Ms. De Cordova noted that NEI has a strong investment in Suncor Energy Inc. because of its openness on climate policy, such as disclosing how its bottom line would fare if carbon were more aggressively taxed.

"They did that and came to the conclusion that they could stand up to carbon pricing, which is one of the reasons that Suncor and certain other companies came out in support of Alberta's climate policy," she said.

Yet, NEI's approach isn't just activist, but a combination of selective divestment from some fossil-fuel producers and intense engagement with others, plus investment in companies taking advantage of new energy approaches. "It doesn't fit in a sound bite," Ms. De Cordova said.

The seemingly more straightforward divestment strategy isn't easily sound-biteable, either.

With some major oil companies, such as Royal Dutch Shell, pulling out of the Alberta oil sands and selling to local producers, the energy sector is a complicated investment picture. Companies participating in cleaner fuel and leading energy transition make divestment choices more difficult.
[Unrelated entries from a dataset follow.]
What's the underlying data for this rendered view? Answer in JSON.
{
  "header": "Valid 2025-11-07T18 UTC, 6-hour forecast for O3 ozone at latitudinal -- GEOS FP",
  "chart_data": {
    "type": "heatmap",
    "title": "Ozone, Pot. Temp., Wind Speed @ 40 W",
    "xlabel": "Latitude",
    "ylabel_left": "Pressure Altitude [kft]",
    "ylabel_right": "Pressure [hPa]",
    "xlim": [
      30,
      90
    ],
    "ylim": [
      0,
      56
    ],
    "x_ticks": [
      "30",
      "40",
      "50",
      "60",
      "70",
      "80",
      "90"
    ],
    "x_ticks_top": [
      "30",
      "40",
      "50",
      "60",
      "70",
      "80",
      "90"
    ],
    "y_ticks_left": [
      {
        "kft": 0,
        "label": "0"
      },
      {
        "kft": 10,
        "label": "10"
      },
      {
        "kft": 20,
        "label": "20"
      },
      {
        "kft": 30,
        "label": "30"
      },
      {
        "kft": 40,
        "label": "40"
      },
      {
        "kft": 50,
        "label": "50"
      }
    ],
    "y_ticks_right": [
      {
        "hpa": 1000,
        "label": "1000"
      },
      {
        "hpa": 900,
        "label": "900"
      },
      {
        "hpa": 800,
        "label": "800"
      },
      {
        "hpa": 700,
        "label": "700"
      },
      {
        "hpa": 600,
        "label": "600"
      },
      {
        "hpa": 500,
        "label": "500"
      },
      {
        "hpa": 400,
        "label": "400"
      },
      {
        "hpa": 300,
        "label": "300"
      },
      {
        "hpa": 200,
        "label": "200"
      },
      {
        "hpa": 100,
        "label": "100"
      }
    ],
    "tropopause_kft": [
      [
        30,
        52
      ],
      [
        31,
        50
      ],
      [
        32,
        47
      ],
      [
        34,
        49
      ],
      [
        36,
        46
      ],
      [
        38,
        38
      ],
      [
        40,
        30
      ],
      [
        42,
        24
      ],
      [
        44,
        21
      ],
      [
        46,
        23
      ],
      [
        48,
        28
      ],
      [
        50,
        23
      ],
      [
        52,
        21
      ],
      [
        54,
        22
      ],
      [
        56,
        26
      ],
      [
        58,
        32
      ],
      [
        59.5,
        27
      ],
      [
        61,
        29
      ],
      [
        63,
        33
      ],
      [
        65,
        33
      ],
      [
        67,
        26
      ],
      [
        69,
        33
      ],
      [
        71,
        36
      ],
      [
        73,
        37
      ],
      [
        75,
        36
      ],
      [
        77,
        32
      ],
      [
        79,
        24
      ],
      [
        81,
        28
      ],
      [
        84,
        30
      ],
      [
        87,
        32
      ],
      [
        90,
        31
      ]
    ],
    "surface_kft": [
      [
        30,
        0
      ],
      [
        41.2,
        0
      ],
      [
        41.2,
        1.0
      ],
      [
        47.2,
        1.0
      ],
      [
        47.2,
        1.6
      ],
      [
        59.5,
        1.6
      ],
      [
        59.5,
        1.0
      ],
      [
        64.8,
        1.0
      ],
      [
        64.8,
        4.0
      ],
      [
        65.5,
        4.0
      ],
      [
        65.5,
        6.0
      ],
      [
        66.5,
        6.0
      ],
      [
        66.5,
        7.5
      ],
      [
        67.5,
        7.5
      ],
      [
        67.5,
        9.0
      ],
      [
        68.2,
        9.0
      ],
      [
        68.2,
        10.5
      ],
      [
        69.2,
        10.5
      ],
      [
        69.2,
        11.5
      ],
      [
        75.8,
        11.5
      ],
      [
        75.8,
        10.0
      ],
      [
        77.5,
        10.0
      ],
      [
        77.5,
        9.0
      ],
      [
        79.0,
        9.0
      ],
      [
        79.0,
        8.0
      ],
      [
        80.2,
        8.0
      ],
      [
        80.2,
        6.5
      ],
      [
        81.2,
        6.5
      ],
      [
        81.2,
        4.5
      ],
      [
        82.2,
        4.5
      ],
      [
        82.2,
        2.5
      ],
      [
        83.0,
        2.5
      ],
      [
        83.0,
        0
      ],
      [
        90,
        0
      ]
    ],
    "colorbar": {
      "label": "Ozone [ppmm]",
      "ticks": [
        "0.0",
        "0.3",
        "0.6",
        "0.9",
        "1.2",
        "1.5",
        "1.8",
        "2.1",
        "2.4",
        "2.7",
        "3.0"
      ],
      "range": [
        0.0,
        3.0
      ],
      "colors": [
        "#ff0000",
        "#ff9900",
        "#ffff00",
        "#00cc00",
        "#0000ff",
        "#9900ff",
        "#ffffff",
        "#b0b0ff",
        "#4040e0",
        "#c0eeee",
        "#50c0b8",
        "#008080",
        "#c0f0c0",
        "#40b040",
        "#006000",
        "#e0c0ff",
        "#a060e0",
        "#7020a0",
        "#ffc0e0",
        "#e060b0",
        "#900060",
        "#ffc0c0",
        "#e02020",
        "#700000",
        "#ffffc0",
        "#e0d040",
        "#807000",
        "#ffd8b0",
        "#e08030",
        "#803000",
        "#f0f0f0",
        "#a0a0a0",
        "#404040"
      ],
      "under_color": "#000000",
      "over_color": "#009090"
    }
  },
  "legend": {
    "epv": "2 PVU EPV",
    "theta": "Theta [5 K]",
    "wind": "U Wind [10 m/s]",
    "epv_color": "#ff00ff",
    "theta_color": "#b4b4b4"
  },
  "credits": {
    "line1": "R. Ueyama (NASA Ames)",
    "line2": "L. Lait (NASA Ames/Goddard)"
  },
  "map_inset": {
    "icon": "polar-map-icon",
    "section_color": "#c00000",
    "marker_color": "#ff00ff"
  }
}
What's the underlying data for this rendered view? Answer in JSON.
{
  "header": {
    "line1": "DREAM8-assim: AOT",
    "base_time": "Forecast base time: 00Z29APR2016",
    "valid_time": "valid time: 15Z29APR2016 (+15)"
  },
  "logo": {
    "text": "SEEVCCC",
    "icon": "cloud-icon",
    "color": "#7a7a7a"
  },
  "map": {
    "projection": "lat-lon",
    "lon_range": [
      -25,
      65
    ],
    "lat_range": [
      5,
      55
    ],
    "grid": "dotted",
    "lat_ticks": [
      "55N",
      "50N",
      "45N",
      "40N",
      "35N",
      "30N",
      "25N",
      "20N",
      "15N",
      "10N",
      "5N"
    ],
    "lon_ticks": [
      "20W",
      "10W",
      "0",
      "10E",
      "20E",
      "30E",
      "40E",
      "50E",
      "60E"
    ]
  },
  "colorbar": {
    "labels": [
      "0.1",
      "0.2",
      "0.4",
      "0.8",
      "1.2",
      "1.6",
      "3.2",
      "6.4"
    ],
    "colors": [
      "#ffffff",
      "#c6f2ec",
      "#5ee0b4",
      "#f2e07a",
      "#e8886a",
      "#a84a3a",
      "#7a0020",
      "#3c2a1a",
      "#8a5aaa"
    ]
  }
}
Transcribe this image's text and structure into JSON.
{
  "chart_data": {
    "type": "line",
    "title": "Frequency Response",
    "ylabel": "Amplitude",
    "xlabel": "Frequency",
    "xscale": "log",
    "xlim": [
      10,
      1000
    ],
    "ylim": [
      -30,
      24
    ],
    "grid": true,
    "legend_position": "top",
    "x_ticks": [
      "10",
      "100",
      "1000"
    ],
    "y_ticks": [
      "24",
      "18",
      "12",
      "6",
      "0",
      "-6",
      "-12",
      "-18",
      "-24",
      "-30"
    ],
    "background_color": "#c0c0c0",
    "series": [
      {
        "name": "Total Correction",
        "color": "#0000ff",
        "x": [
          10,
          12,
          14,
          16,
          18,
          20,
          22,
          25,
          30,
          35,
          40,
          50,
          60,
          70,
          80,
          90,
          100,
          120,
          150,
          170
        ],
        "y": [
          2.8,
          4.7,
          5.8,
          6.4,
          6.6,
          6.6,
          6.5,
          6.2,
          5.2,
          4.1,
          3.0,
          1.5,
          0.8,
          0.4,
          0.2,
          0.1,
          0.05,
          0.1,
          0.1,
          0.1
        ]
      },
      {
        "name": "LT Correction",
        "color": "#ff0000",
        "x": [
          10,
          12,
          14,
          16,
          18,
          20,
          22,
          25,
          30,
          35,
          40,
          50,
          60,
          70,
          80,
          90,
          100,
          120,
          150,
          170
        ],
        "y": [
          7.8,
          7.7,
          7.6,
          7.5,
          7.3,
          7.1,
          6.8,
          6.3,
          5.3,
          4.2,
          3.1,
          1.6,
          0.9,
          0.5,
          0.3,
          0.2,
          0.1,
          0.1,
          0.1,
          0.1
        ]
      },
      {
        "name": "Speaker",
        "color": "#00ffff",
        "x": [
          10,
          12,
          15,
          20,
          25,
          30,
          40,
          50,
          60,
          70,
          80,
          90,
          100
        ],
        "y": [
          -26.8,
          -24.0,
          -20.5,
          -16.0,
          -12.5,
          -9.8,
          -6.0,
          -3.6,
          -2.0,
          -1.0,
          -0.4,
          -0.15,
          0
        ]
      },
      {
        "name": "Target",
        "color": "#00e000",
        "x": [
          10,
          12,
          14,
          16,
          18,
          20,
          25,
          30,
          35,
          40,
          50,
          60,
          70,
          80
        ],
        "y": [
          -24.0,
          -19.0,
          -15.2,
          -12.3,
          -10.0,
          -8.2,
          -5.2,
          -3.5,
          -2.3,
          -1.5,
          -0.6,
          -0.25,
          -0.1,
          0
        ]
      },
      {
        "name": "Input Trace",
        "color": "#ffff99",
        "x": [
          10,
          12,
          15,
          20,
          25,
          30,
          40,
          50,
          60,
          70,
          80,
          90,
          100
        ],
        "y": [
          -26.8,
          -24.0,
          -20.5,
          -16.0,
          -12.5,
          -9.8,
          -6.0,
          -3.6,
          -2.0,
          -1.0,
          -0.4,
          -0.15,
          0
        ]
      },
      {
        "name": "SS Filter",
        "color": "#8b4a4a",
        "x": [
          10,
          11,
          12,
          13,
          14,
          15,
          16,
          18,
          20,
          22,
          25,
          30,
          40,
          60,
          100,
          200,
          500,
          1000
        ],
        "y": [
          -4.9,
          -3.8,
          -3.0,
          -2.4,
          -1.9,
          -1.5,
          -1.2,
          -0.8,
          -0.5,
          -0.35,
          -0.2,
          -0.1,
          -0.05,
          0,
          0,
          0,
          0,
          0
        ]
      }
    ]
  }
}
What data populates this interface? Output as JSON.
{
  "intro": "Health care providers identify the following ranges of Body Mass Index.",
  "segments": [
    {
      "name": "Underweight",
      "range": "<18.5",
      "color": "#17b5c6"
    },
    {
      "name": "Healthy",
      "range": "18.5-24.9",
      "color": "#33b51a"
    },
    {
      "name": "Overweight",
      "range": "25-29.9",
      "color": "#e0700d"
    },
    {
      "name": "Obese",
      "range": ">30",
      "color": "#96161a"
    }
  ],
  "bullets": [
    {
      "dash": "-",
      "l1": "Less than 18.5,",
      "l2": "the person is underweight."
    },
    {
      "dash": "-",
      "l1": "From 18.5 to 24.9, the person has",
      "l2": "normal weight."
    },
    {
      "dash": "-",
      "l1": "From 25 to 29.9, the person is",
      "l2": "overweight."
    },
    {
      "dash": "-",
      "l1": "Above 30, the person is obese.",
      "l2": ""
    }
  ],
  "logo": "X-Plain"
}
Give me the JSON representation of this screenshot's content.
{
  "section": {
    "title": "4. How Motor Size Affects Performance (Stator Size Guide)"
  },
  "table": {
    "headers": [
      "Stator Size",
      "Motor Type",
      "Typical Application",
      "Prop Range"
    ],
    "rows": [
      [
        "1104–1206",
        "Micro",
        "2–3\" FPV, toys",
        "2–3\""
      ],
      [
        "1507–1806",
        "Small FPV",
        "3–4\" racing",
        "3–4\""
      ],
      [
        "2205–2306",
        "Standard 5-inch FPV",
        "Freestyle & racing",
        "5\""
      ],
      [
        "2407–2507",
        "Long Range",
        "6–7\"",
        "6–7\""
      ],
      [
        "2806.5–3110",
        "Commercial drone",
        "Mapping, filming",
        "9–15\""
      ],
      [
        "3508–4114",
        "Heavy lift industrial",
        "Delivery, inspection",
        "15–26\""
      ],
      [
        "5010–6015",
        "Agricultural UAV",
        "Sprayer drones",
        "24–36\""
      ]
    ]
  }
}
Simple divestment from old fuels such as coal was easier to fathom. "If you look at divestment behaviour, those areas tend to be stigmatized. It's already happened to coal," Mr. Wachell said. "Coal has been effectively stranded. I don't care what Trump says. People just don't want to go there."

The same is now happening with the oil sands, he argued. Divestment and investment, no matter the strategy, are all having an aggregate impact on major producers. "Everyone on the margin has an impact and can make a difference," Mr. Wachell said.